"Insupportable", "têtu": les oppositions étrillent Philippe

Dans la foulée de l'entretien télévisé du Premier ministre, dimanche soir, ses opposants ont fustigé un "boxeur fatigué".
Le premier secrétaire du PS Olivier Faure. afp.com/STEPHANE DE SAKUTIN

Trop peu, trop tard. C'est l'argument brandi, à diverses sauces, par les oppositions pour qualifier l'interview accordée par Édouard Philippe dimanche soir au 20h de France 2. Visant à éteindre l'incendie provoqué par les gilets jaunes ce week-end sans céder sur l'essentiel, le Premier ministre a prévenu qu'il maintiendrait le cap des réformes. De quoi inspirer des commentaires plus ou moins amènes, à gauche comme à droite.

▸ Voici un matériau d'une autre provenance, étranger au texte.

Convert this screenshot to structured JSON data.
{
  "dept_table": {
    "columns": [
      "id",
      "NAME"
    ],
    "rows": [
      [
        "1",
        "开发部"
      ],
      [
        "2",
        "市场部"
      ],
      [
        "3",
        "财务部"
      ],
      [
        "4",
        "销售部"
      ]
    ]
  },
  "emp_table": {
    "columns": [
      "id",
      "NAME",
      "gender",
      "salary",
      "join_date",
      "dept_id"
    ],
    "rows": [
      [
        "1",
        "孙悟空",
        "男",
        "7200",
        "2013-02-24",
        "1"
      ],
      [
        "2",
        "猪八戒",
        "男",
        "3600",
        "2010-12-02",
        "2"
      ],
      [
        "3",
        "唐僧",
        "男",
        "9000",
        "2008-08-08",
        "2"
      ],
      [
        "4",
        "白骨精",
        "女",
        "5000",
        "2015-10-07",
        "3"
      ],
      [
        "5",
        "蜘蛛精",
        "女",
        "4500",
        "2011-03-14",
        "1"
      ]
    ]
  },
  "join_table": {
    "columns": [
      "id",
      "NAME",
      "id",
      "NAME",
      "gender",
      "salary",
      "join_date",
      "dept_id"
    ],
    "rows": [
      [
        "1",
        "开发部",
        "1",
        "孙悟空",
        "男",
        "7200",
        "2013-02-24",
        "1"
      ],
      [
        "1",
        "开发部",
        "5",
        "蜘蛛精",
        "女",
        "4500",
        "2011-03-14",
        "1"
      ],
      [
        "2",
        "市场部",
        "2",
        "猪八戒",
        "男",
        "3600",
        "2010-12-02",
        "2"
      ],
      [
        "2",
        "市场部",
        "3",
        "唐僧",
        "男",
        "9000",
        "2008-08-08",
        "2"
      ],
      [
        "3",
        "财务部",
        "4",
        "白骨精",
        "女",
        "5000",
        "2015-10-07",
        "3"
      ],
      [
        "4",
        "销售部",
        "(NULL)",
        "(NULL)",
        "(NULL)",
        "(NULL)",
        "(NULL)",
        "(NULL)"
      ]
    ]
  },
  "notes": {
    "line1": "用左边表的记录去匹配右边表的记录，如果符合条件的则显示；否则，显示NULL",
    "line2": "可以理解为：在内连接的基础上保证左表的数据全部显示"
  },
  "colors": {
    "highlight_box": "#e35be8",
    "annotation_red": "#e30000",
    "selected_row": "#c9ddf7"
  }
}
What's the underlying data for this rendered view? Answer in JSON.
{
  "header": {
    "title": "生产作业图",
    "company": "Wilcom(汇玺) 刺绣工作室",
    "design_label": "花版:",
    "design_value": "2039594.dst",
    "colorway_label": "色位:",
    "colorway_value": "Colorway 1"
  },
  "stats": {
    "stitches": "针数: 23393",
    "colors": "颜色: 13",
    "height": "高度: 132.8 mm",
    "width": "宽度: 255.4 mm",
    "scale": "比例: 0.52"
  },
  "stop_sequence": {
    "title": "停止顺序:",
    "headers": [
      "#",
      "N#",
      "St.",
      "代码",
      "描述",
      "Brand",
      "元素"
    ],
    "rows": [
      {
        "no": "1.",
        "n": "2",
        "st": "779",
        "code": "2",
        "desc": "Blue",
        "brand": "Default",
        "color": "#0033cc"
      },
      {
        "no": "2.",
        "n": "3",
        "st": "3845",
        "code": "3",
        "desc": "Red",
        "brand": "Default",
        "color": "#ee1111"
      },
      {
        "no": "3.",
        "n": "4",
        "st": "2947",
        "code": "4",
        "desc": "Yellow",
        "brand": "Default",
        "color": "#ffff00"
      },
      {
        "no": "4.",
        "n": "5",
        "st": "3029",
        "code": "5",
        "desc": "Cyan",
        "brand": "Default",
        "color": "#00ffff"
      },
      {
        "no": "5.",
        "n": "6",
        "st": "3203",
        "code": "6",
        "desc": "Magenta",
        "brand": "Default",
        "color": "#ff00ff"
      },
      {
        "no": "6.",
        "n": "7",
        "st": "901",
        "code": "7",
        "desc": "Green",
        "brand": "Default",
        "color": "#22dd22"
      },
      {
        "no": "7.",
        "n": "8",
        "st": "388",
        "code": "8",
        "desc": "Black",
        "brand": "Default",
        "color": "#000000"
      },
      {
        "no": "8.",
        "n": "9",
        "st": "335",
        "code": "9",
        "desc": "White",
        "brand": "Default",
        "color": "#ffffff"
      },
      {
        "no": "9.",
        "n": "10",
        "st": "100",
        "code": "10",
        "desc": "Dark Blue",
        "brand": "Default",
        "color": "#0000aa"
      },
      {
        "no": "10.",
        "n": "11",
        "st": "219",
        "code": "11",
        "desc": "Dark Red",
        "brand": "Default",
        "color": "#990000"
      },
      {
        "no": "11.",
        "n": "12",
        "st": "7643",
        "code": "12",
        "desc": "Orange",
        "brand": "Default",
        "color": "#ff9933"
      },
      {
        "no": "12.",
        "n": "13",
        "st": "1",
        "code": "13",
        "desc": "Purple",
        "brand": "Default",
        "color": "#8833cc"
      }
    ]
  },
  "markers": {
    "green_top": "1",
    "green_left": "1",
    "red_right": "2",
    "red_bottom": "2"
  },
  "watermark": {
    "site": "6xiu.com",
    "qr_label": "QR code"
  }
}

"Il aurait pu dire 'Je vous emmerde', ç'aurait été moins long et ç'aurait voulu dire le même chose", a déclaré par exemple sur Twitter Ian Brossat, chef de file des communistes pour les élections européennes. Tonalité similaire chez Jean-Luc Mélenchon, d'après qui Édouard Philippe "a bien parlé... pour ne rien dire".

"Le boxeur est fatigué : l'esquive ne suffit pas après deux jours d'insurrection citoyenne", estime le leader de La France insoumise.

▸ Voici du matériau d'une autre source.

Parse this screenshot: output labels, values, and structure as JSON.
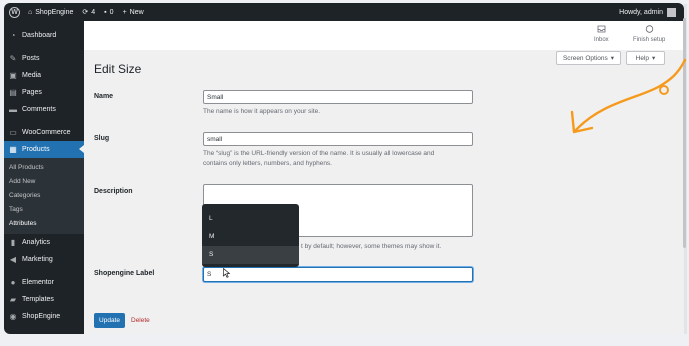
{
  "admin_bar": {
    "site_name": "ShopEngine",
    "updates_count": "4",
    "comments_count": "0",
    "new_label": "New",
    "greeting": "Howdy, admin"
  },
  "sidebar": {
    "dashboard": "Dashboard",
    "posts": "Posts",
    "media": "Media",
    "pages": "Pages",
    "comments": "Comments",
    "woocommerce": "WooCommerce",
    "products": "Products",
    "submenu": {
      "all_products": "All Products",
      "add_new": "Add New",
      "categories": "Categories",
      "tags": "Tags",
      "attributes": "Attributes"
    },
    "analytics": "Analytics",
    "marketing": "Marketing",
    "elementor": "Elementor",
    "templates": "Templates",
    "shopengine": "ShopEngine"
  },
  "toolbar": {
    "inbox": "Inbox",
    "finish_setup": "Finish setup",
    "screen_options": "Screen Options",
    "help": "Help"
  },
  "page": {
    "title": "Edit Size",
    "name_label": "Name",
    "name_value": "Small",
    "name_help": "The name is how it appears on your site.",
    "slug_label": "Slug",
    "slug_value": "small",
    "slug_help_line1": "The “slug” is the URL-friendly version of the name. It is usually all lowercase and",
    "slug_help_line2": "contains only letters, numbers, and hyphens.",
    "description_label": "Description",
    "description_help_visible": "t by default; however, some themes may show it.",
    "shopengine_label": "Shopengine Label",
    "shopengine_value": "S",
    "update_button": "Update",
    "delete_link": "Delete"
  },
  "autocomplete": {
    "options": [
      "L",
      "M",
      "S"
    ],
    "highlighted": "S"
  },
  "colors": {
    "admin_dark": "#1d2327",
    "accent_blue": "#2271b1",
    "annotation_orange": "#f59a1c",
    "delete_red": "#b32d2e"
  }
}
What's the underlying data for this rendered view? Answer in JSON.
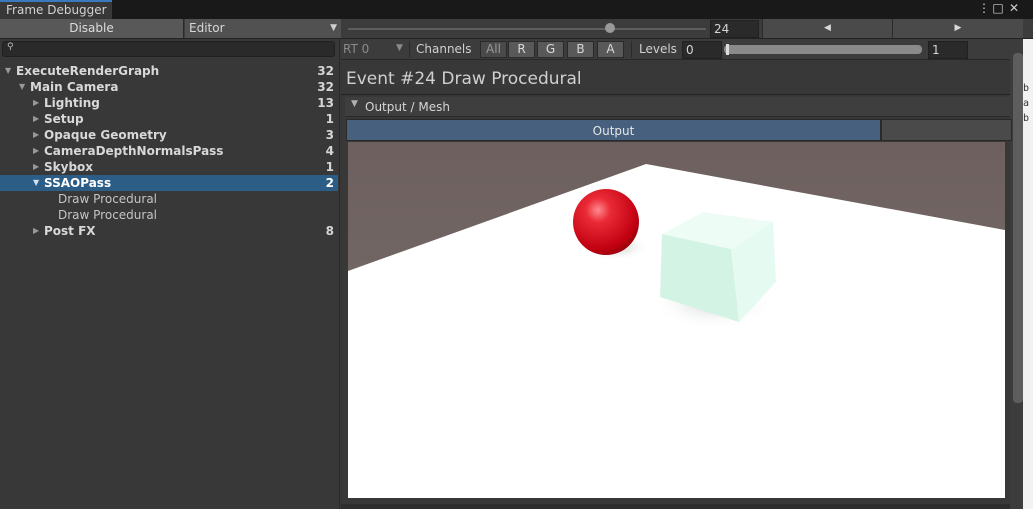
{
  "window": {
    "tab_title": "Frame Debugger",
    "menu_icon": "kebab-menu-icon",
    "maximize_icon": "maximize-icon",
    "close_icon": "close-icon"
  },
  "toolbar": {
    "disable_label": "Disable",
    "target_dropdown": "Editor",
    "event_index": "24",
    "prev_icon": "◀",
    "next_icon": "▶"
  },
  "search": {
    "placeholder": ""
  },
  "tree": [
    {
      "label": "ExecuteRenderGraph",
      "count": "32",
      "bold": true
    },
    {
      "label": "Main Camera",
      "count": "32",
      "bold": true
    },
    {
      "label": "Lighting",
      "count": "13",
      "bold": true
    },
    {
      "label": "Setup",
      "count": "1",
      "bold": true
    },
    {
      "label": "Opaque Geometry",
      "count": "3",
      "bold": true
    },
    {
      "label": "CameraDepthNormalsPass",
      "count": "4",
      "bold": true
    },
    {
      "label": "Skybox",
      "count": "1",
      "bold": true
    },
    {
      "label": "SSAOPass",
      "count": "2",
      "bold": true
    },
    {
      "label": "Draw Procedural",
      "count": "",
      "bold": false
    },
    {
      "label": "Draw Procedural",
      "count": "",
      "bold": false
    },
    {
      "label": "Post FX",
      "count": "8",
      "bold": true
    }
  ],
  "detail": {
    "rt_label": "RT 0",
    "channels_label": "Channels",
    "channels": [
      "All",
      "R",
      "G",
      "B",
      "A"
    ],
    "levels_label": "Levels",
    "levels_min": "0",
    "levels_max": "1",
    "event_title": "Event #24 Draw Procedural",
    "section_title": "Output / Mesh",
    "output_tab": "Output"
  },
  "edge_text": [
    "b",
    "a",
    "b"
  ],
  "colors": {
    "selection": "#2c5d87",
    "output_tab": "#46607d",
    "sphere": "#e0111c",
    "cube": "#d9f4e9"
  }
}
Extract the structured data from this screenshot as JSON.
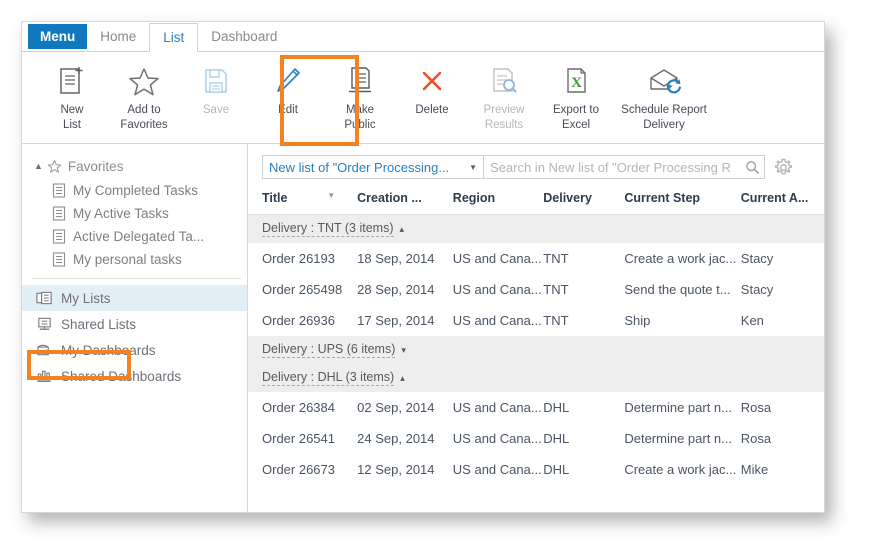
{
  "tabs": [
    {
      "label": "Menu",
      "kind": "menu"
    },
    {
      "label": "Home",
      "kind": "normal"
    },
    {
      "label": "List",
      "kind": "active"
    },
    {
      "label": "Dashboard",
      "kind": "normal"
    }
  ],
  "ribbon": {
    "buttons": [
      {
        "label": "New\nList",
        "line1": "New",
        "line2": "List",
        "icon": "new-list-icon",
        "disabled": false
      },
      {
        "label": "Add to Favorites",
        "line1": "Add to",
        "line2": "Favorites",
        "icon": "star-icon",
        "disabled": false
      },
      {
        "label": "Save",
        "line1": "Save",
        "line2": "",
        "icon": "save-icon",
        "disabled": true
      },
      {
        "label": "Edit",
        "line1": "Edit",
        "line2": "",
        "icon": "pencil-icon",
        "disabled": false
      },
      {
        "label": "Make Public",
        "line1": "Make",
        "line2": "Public",
        "icon": "make-public-icon",
        "disabled": false
      },
      {
        "label": "Delete",
        "line1": "Delete",
        "line2": "",
        "icon": "close-x-icon",
        "disabled": false
      },
      {
        "label": "Preview Results",
        "line1": "Preview",
        "line2": "Results",
        "icon": "preview-icon",
        "disabled": true
      },
      {
        "label": "Export to Excel",
        "line1": "Export to",
        "line2": "Excel",
        "icon": "excel-icon",
        "disabled": false
      },
      {
        "label": "Schedule Report Delivery",
        "line1": "Schedule Report",
        "line2": "Delivery",
        "icon": "schedule-mail-icon",
        "disabled": false
      }
    ]
  },
  "sidebar": {
    "favorites_header": "Favorites",
    "favorites": [
      {
        "label": "My Completed Tasks"
      },
      {
        "label": "My Active Tasks"
      },
      {
        "label": "Active Delegated Ta..."
      },
      {
        "label": "My personal tasks"
      }
    ],
    "groups": [
      {
        "label": "My Lists",
        "icon": "lists-icon",
        "selected": true
      },
      {
        "label": "Shared Lists",
        "icon": "shared-list-icon",
        "selected": false
      },
      {
        "label": "My Dashboards",
        "icon": "dashboard-icon",
        "selected": false
      },
      {
        "label": "Shared Dashboards",
        "icon": "shared-dashboard-icon",
        "selected": false
      }
    ]
  },
  "list_toolbar": {
    "list_selector_value": "New list of \"Order Processing...",
    "search_placeholder": "Search in New list of \"Order Processing R"
  },
  "table": {
    "columns": [
      {
        "key": "title",
        "label": "Title",
        "sorted": true
      },
      {
        "key": "creation",
        "label": "Creation ..."
      },
      {
        "key": "region",
        "label": "Region"
      },
      {
        "key": "delivery",
        "label": "Delivery"
      },
      {
        "key": "step",
        "label": "Current Step"
      },
      {
        "key": "assignee",
        "label": "Current A..."
      }
    ],
    "groups": [
      {
        "label": "Delivery : TNT (3 items)",
        "expanded": true,
        "caret": "▴",
        "rows": [
          {
            "title": "Order 26193",
            "creation": "18 Sep, 2014",
            "region": "US and Cana...",
            "delivery": "TNT",
            "step": "Create a work jac...",
            "assignee": "Stacy"
          },
          {
            "title": "Order 265498",
            "creation": "28 Sep, 2014",
            "region": "US and Cana...",
            "delivery": "TNT",
            "step": "Send the quote t...",
            "assignee": "Stacy"
          },
          {
            "title": "Order 26936",
            "creation": "17 Sep, 2014",
            "region": "US and Cana...",
            "delivery": "TNT",
            "step": "Ship",
            "assignee": "Ken"
          }
        ]
      },
      {
        "label": "Delivery : UPS (6 items)",
        "expanded": false,
        "caret": "▾",
        "rows": []
      },
      {
        "label": "Delivery : DHL (3 items)",
        "expanded": true,
        "caret": "▴",
        "rows": [
          {
            "title": "Order 26384",
            "creation": "02 Sep, 2014",
            "region": "US and Cana...",
            "delivery": "DHL",
            "step": "Determine part n...",
            "assignee": "Rosa"
          },
          {
            "title": "Order 26541",
            "creation": "24 Sep, 2014",
            "region": "US and Cana...",
            "delivery": "DHL",
            "step": "Determine part n...",
            "assignee": "Rosa"
          },
          {
            "title": "Order 26673",
            "creation": "12 Sep, 2014",
            "region": "US and Cana...",
            "delivery": "DHL",
            "step": "Create a work jac...",
            "assignee": "Mike"
          }
        ]
      }
    ]
  },
  "colors": {
    "accent_blue": "#1278bd",
    "highlight_orange": "#f5821f",
    "selected_row": "#e3eff7",
    "group_header": "#eeeeee",
    "delete_red": "#e8502a",
    "excel_green": "#3f9c35"
  }
}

À gauche, le rejet est unanime. Pour le patron des socialistes, Olivier Faure, le Premier ministre a baissé les impôts et les taxes "pour les nantis". "Cette colère-là (...) il ne l'entend ni ne la comprend", poursuit-il.

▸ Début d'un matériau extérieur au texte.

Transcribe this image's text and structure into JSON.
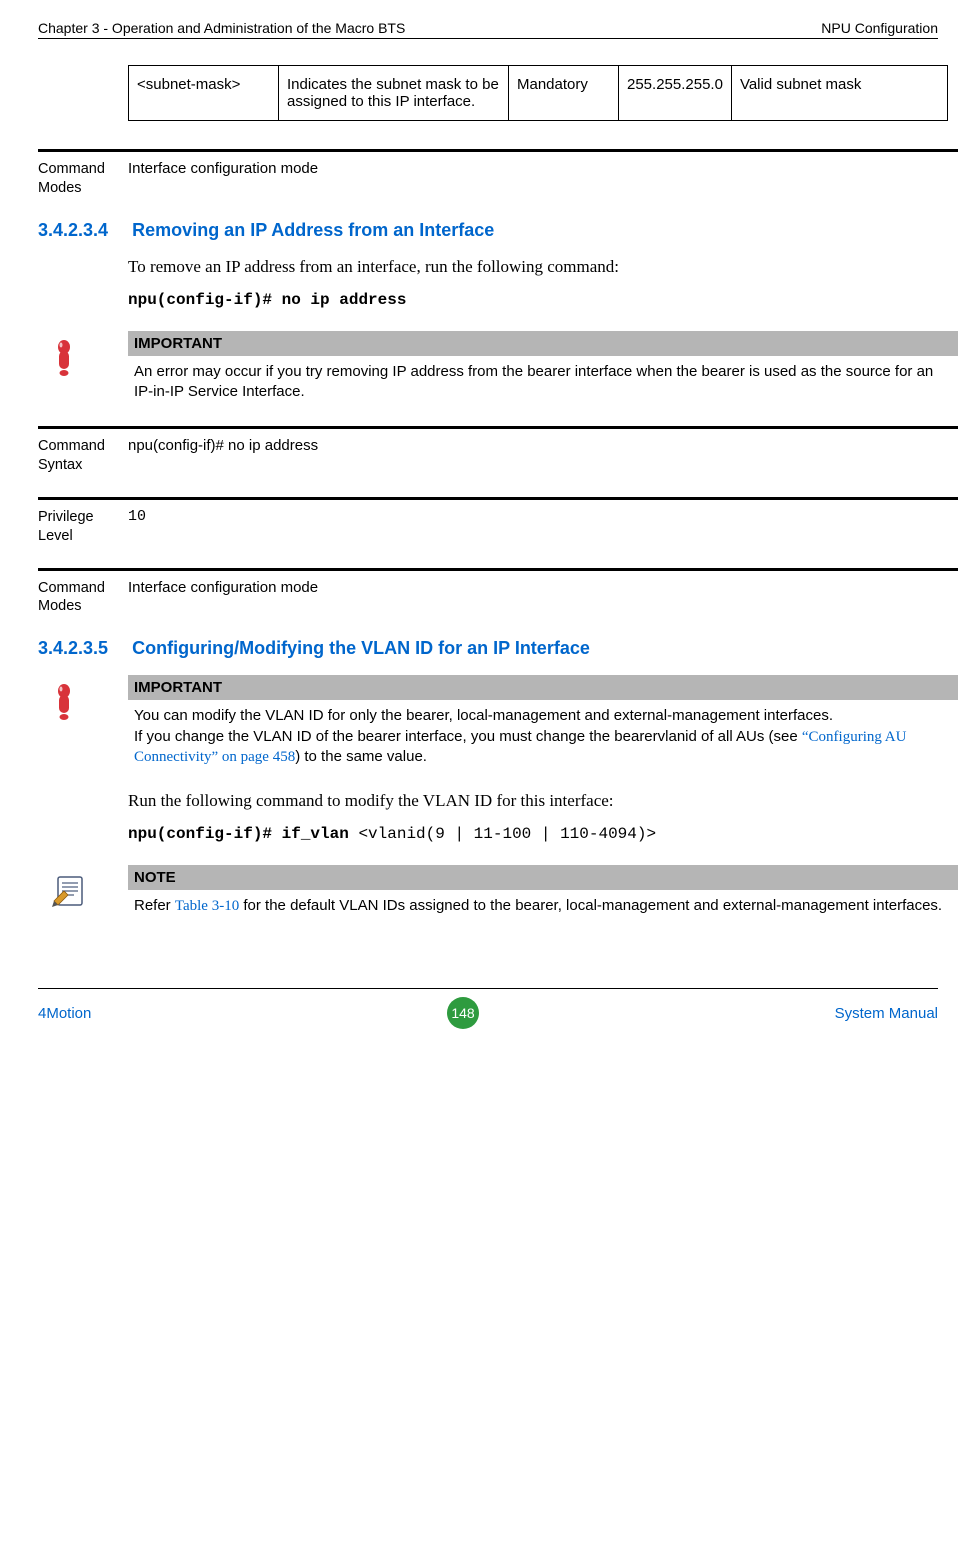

"Après l'interview pour rien du Président, voici l'interview pour rien du Premier ministre. Rien ne change, rien n'est annoncé, tout est de la faute de ceux d'avant. Il 'entend' mais s'entête", a abondé sur Twitter le porte-parole du Parti socialiste Boris Vallaud.

Julien Bayou, porte-parole des écologistes d'EELV, s'interrogeait après les déclarations d'Édouard Philippe: "Et donc? Vous allez revenir sur les cadeaux fiscaux ISF Exit tax ou CICE pour financer la transition écologique et l'accompagnement des plus fragiles ? Impossible de réclamer des efforts aux uns quand on exonère les autres", a-t-il tranché dans un tweet.

Droite et gauche vent debout

Même son de cloche à droite. "Il a tort car cela exacerbe la colère", a réagi la porte-parole des Républicains Laurence Sailliet sur France Info: "Son intervention [dimanche] était l'apogée du mensonge et du mépris", a-t-elle ajouté en critiquant sa "totale déconnexion" d'avec les Français.

Au Rassemblement national, l'eurodéputé et responsable du RN Nicolas Bay a critiqué sur Radio Classique un Premier ministre qui "dit 'j'entends la colère mais je ne bougerai pas d'un iota sur le cap'", et un "pouvoir" qui veut "décrédibiliser un mouvement qui leur échappe totalement".

Le président de Debout la France Nicolas Dupont-Aignan a quant à lui qualifié d'"insupportable" l'intervention du Premier ministre, fustigeant un "gouvernement de technocrates déconnecté de la réalité et mépris(ant) la détresse des Français".